Fair play, A-League.
Even when everything is working against it off the field, it can’t help but entertain on it.
Another round, another thrilling set of games, from the outright thriller of Brisbane Roar’s ridiculous come-from-behind win over Melbourne City and Adelaide United’s scintillating performance against Central Coast Mariners through to the tense and tactical affair in Geelong between Western United and the unpredictable Newcastle Jets.
Even the Big Blue and a vastly undermanned Melbourne Victory delivered on drama and storyline where few – myself included – were willing to give Marco Kurz’s Victory a chance.
The Australian’s coverage of the A-League over the weekend came in the form of what many in football would consider a hit-piece, using a record NBL crowd to take aim at the A-League.
It has been nice to see many within the football media space respond strongly to the ridiculous report.
But this is nothing new.
Football rarely gets its dues in mainstream media, and any chance there is to compare the world game in Australia unfavourably to another sport is seldom missed.
As I said last week, who cares? Football needs to stop pandering to each and every whim or the “mainstream” audience and cease living to be in the major media’s good books.
There have been plenty of seasons where one could have criticised the quality of football on display in the A-League, but this year is not that year. This season’s A-League football has been among the best of the decade.
I’ve rarely enjoyed the start of a new season as much as I have this one. Good for the NBL if they’re setting records, but I struggle to see the relation with the A-League. In fact the two share a lot in common if anything.
Two professional games played in the summer looking to break through a cricket-dominated time of year.
Two sports with very small facilities footprint of club-owned infrastructure.
Two professional leagues struggling for their fair share of quality media coverage.
Two professional leagues that pale in comparison to the best competitions in the world, no matter how many college kids come to play in the NBL, but nevertheless are producing a good product on the field.
Still, every football fan and his dog is talking about Will Swanston’s article, so mission accomplished for him, I guess.

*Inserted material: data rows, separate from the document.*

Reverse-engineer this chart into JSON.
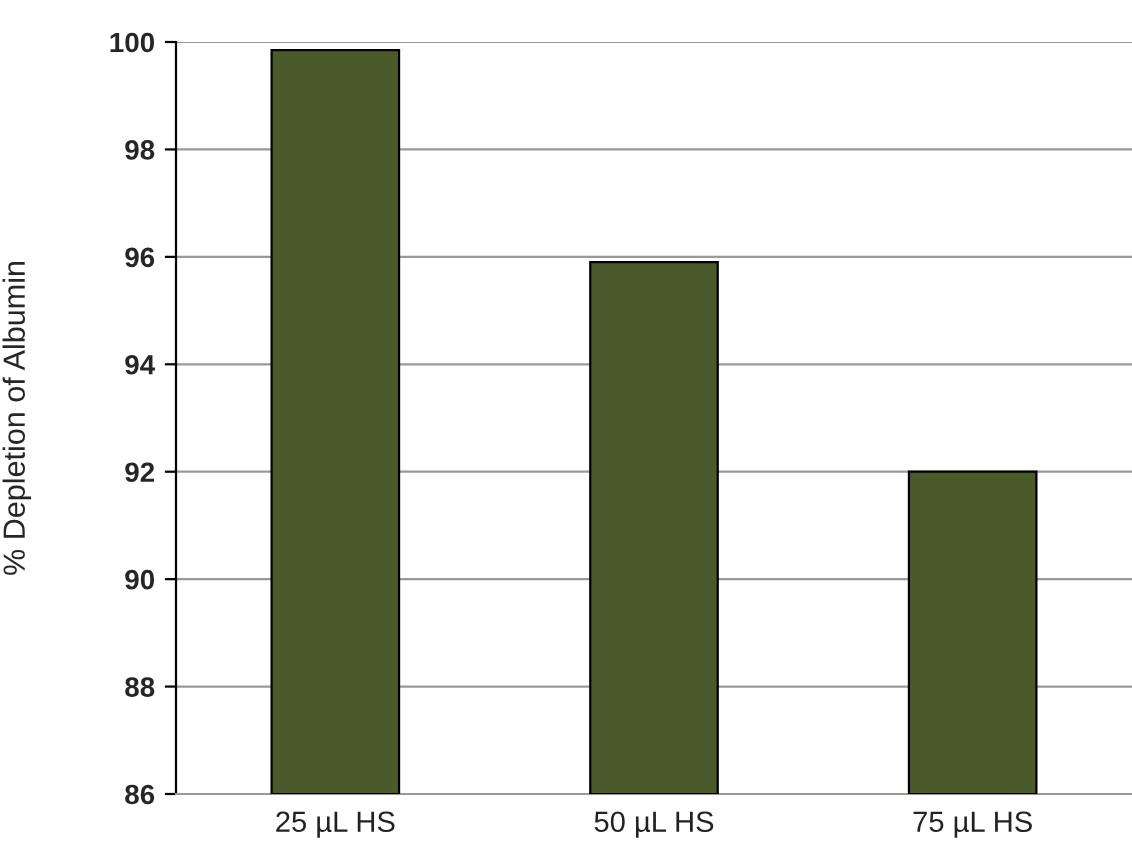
{
  "chart_data": {
    "type": "bar",
    "ylabel": "% Depletion of Albumin",
    "categories": [
      "25 µL HS",
      "50 µL HS",
      "75 µL HS"
    ],
    "values": [
      99.85,
      95.9,
      92.0
    ],
    "color": "#4a5a2a",
    "ylim": [
      86,
      100
    ],
    "yticks": [
      86,
      88,
      90,
      92,
      94,
      96,
      98,
      100
    ],
    "grid": "y"
  }
}
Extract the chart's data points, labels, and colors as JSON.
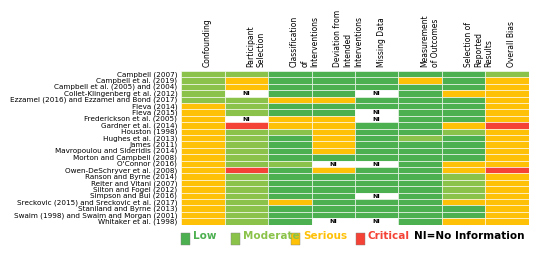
{
  "studies": [
    "Campbell (2007)",
    "Campbell et al. (2019)",
    "Campbell et al. (2005) and (2004)",
    "Collet-Klingenberg et al. (2012)",
    "Ezzamel (2016) and Ezzamel and Bond (2017)",
    "Fleva (2014)",
    "Fleva (2015)",
    "Frederickson et al. (2005)",
    "Gardner et al. (2014)",
    "Houston (1998)",
    "Hughes et al. (2013)",
    "James (2011)",
    "Mavropoulou and Sideridis (2014)",
    "Morton and Campbell (2008)",
    "O'Connor (2016)",
    "Owen-DeSchryver et al. (2008)",
    "Ranson and Byrne (2014)",
    "Reiter and Vitani (2007)",
    "Silton and Fogel (2012)",
    "Simpson and Bui (2016)",
    "Sreckovic (2015) and Sreckovic et al. (2017)",
    "Staniland and Byrne (2013)",
    "Swaim (1998) and Swaim and Morgan (2001)",
    "Whitaker et al. (1998)"
  ],
  "columns": [
    "Confounding",
    "Participant\nSelection",
    "Classification\nof\nInterventions",
    "Deviation from\nIntended\nInterventions",
    "Missing Data",
    "Measurement\nof Outcomes",
    "Selection of\nReported\nResults",
    "Overall Bias"
  ],
  "colors": {
    "L": "#4caf50",
    "M": "#8bc34a",
    "S": "#ffc107",
    "C": "#f44336",
    "NI": "#ffffff"
  },
  "grid": [
    [
      "M",
      "M",
      "L",
      "L",
      "L",
      "L",
      "L",
      "M"
    ],
    [
      "M",
      "S",
      "L",
      "L",
      "L",
      "S",
      "L",
      "S"
    ],
    [
      "M",
      "S",
      "L",
      "L",
      "L",
      "L",
      "L",
      "S"
    ],
    [
      "M",
      "NI",
      "L",
      "L",
      "NI",
      "L",
      "S",
      "S"
    ],
    [
      "M",
      "M",
      "S",
      "S",
      "L",
      "L",
      "L",
      "S"
    ],
    [
      "S",
      "M",
      "L",
      "L",
      "L",
      "L",
      "L",
      "S"
    ],
    [
      "S",
      "M",
      "L",
      "L",
      "NI",
      "L",
      "L",
      "S"
    ],
    [
      "S",
      "NI",
      "S",
      "S",
      "NI",
      "L",
      "L",
      "S"
    ],
    [
      "S",
      "C",
      "S",
      "S",
      "L",
      "L",
      "S",
      "C"
    ],
    [
      "S",
      "M",
      "M",
      "S",
      "L",
      "L",
      "M",
      "S"
    ],
    [
      "S",
      "M",
      "L",
      "S",
      "L",
      "M",
      "L",
      "S"
    ],
    [
      "S",
      "M",
      "L",
      "S",
      "L",
      "L",
      "L",
      "S"
    ],
    [
      "S",
      "M",
      "L",
      "S",
      "L",
      "L",
      "L",
      "S"
    ],
    [
      "S",
      "M",
      "L",
      "L",
      "L",
      "L",
      "L",
      "S"
    ],
    [
      "S",
      "M",
      "M",
      "NI",
      "NI",
      "L",
      "S",
      "S"
    ],
    [
      "S",
      "C",
      "L",
      "S",
      "L",
      "L",
      "S",
      "C"
    ],
    [
      "S",
      "M",
      "L",
      "L",
      "L",
      "L",
      "M",
      "S"
    ],
    [
      "S",
      "M",
      "L",
      "L",
      "L",
      "L",
      "M",
      "S"
    ],
    [
      "S",
      "M",
      "L",
      "L",
      "L",
      "L",
      "M",
      "S"
    ],
    [
      "S",
      "M",
      "L",
      "L",
      "NI",
      "L",
      "M",
      "S"
    ],
    [
      "S",
      "M",
      "S",
      "L",
      "L",
      "L",
      "S",
      "S"
    ],
    [
      "S",
      "M",
      "L",
      "L",
      "L",
      "L",
      "L",
      "S"
    ],
    [
      "S",
      "M",
      "L",
      "L",
      "L",
      "L",
      "L",
      "S"
    ],
    [
      "S",
      "M",
      "L",
      "NI",
      "NI",
      "L",
      "S",
      "S"
    ]
  ],
  "legend_colors": [
    "#4caf50",
    "#8bc34a",
    "#ffc107",
    "#f44336"
  ],
  "legend_labels": [
    "Low",
    "Moderate",
    "Serious",
    "Critical"
  ],
  "ni_label": "NI=No Information",
  "bg_color": "#ffffff",
  "header_fontsize": 5.5,
  "row_fontsize": 5.2,
  "cell_fontsize": 4.5,
  "legend_fontsize": 7.5
}
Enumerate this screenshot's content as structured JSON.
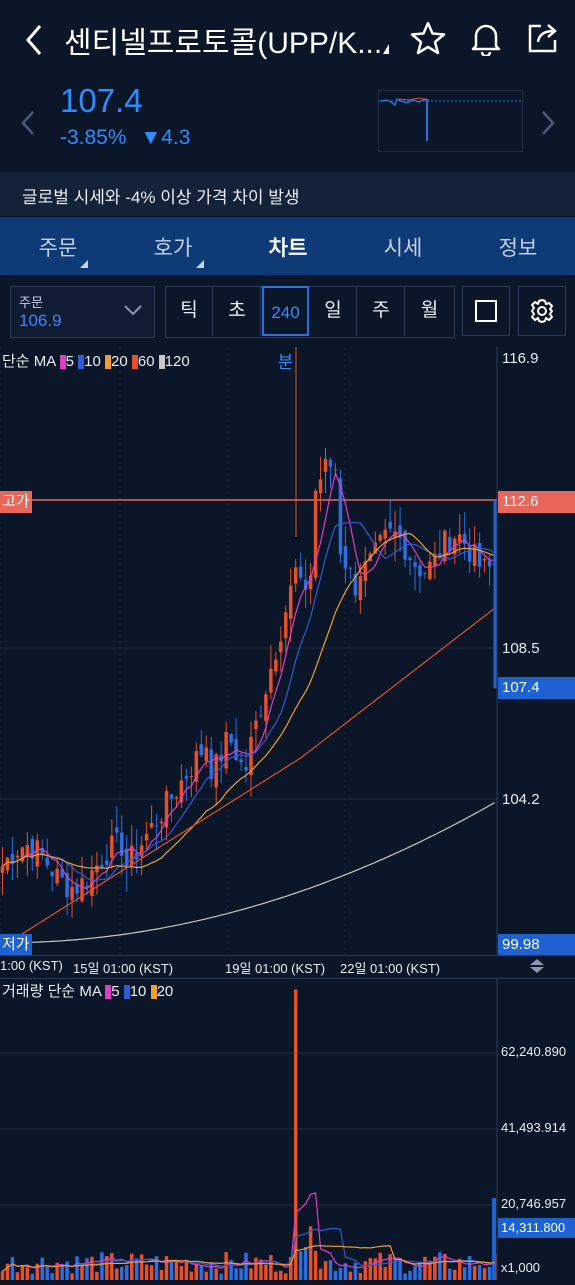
{
  "header": {
    "title": "센티넬프로토콜(UPP/K...",
    "icons": [
      "back-arrow-icon",
      "star-icon",
      "bell-icon",
      "share-icon"
    ]
  },
  "price": {
    "value": "107.4",
    "change_pct": "-3.85%",
    "change_arrow": "▼",
    "change_abs": "4.3"
  },
  "notice": "글로벌 시세와 -4% 이상 가격 차이 발생",
  "tabs": [
    {
      "label": "주문",
      "has_caret": true
    },
    {
      "label": "호가",
      "has_caret": true
    },
    {
      "label": "차트",
      "active": true
    },
    {
      "label": "시세"
    },
    {
      "label": "정보"
    }
  ],
  "order_box": {
    "label": "주문",
    "value": "106.9"
  },
  "periods": [
    "틱",
    "초",
    "240분",
    "일",
    "주",
    "월"
  ],
  "selected_period": "240분",
  "price_chart": {
    "legend_prefix": "단순 MA",
    "ma_legend": [
      {
        "label": "5",
        "color": "#e03cc4"
      },
      {
        "label": "10",
        "color": "#2f5bd6"
      },
      {
        "label": "20",
        "color": "#f0a030"
      },
      {
        "label": "60",
        "color": "#e8502a"
      },
      {
        "label": "120",
        "color": "#c8c8c8"
      }
    ],
    "y_labels": [
      "116.9",
      "112.6",
      "108.5",
      "107.4",
      "104.2",
      "99.98"
    ],
    "high_tag": "고가",
    "low_tag": "저가",
    "x_labels": [
      "1:00 (KST)",
      "15일 01:00 (KST)",
      "19일 01:00 (KST)",
      "22일 01:00 (KST)"
    ],
    "colors": {
      "up": "#e8502a",
      "down": "#2d6fe0",
      "high_line": "#e8502a",
      "current": "#1e62d0"
    }
  },
  "volume_chart": {
    "legend_prefix": "거래량 단순 MA",
    "ma_legend": [
      {
        "label": "5",
        "color": "#e03cc4"
      },
      {
        "label": "10",
        "color": "#2f5bd6"
      },
      {
        "label": "20",
        "color": "#f0a030"
      }
    ],
    "y_labels": [
      "62,240.890",
      "41,493.914",
      "20,746.957",
      "14,311.800",
      "x1,000"
    ]
  }
}
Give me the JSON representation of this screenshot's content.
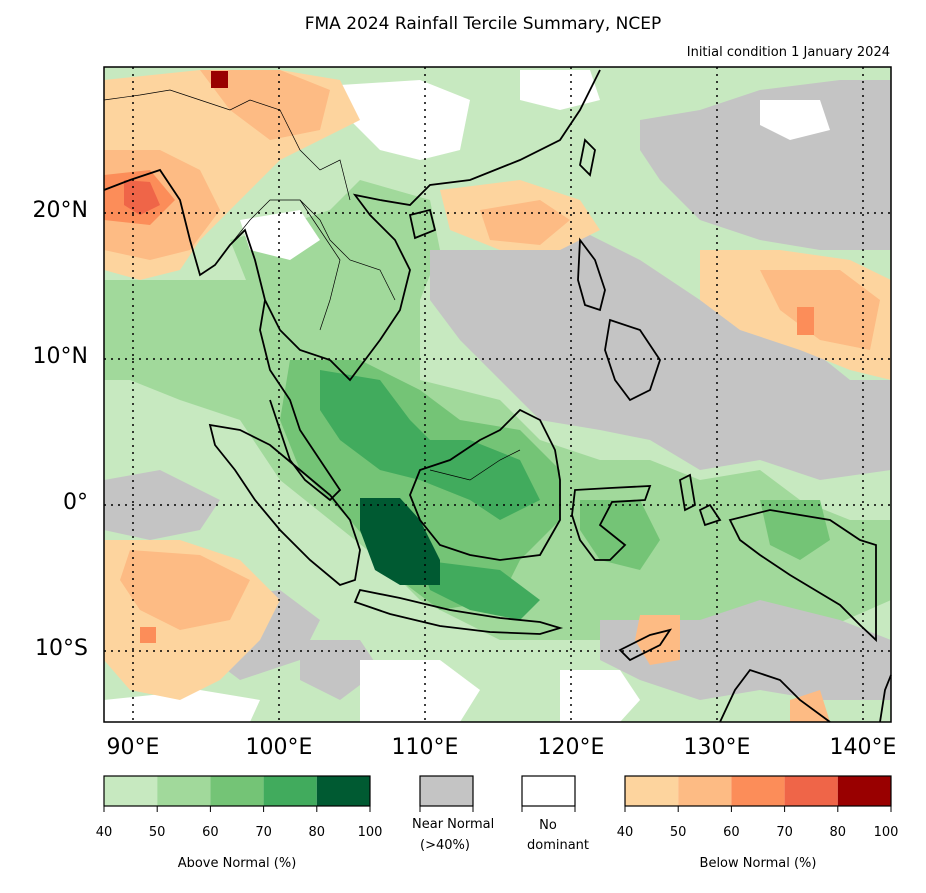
{
  "title": "FMA 2024 Rainfall Tercile Summary, NCEP",
  "subtitle": "Initial condition 1 January 2024",
  "lat_labels": [
    "20°N",
    "10°N",
    "0°",
    "10°S"
  ],
  "lon_labels": [
    "90°E",
    "100°E",
    "110°E",
    "120°E",
    "130°E",
    "140°E"
  ],
  "legend": {
    "above": {
      "caption": "Above Normal (%)",
      "ticks": [
        "40",
        "50",
        "60",
        "70",
        "80",
        "100"
      ],
      "colors": [
        "#c7e9c0",
        "#a1d99b",
        "#74c476",
        "#41ab5d",
        "#005a32"
      ]
    },
    "near": {
      "caption_line1": "Near Normal",
      "caption_line2": "(>40%)",
      "color": "#c4c4c4"
    },
    "none": {
      "caption_line1": "No",
      "caption_line2": "dominant",
      "color": "#ffffff"
    },
    "below": {
      "caption": "Below Normal (%)",
      "ticks": [
        "40",
        "50",
        "60",
        "70",
        "80",
        "100"
      ],
      "colors": [
        "#fdd49e",
        "#fdbb84",
        "#fc8d59",
        "#ef6548",
        "#990000"
      ]
    }
  },
  "extent": {
    "lon": [
      88,
      142
    ],
    "lat": [
      -15,
      30
    ]
  },
  "gridlines": {
    "lon": [
      90,
      100,
      110,
      120,
      130,
      140
    ],
    "lat": [
      20,
      10,
      0,
      -10
    ]
  }
}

Other than generating comment, I struggle to understand why the A-League even needed to be mentioned in a news report. But I guess if the A-League is in a “summer shootout” with the NBL, then at least we know which side of the firing line mainstream media is on.
Surprise, it’s not football (again).
So be it.
As long as the A-League can keep producing the on-field quality it has been, then it’s up to the new independent league to leverage the quality on the field and integrate with the rest of the football pyramid to ensure the majority of football fans engage with our professional competition.
Because that is what is going to define the success of football in this country.
When that happens football will go from strength to strength in this country and it’s going to take a lot more than hit pieces to stop it.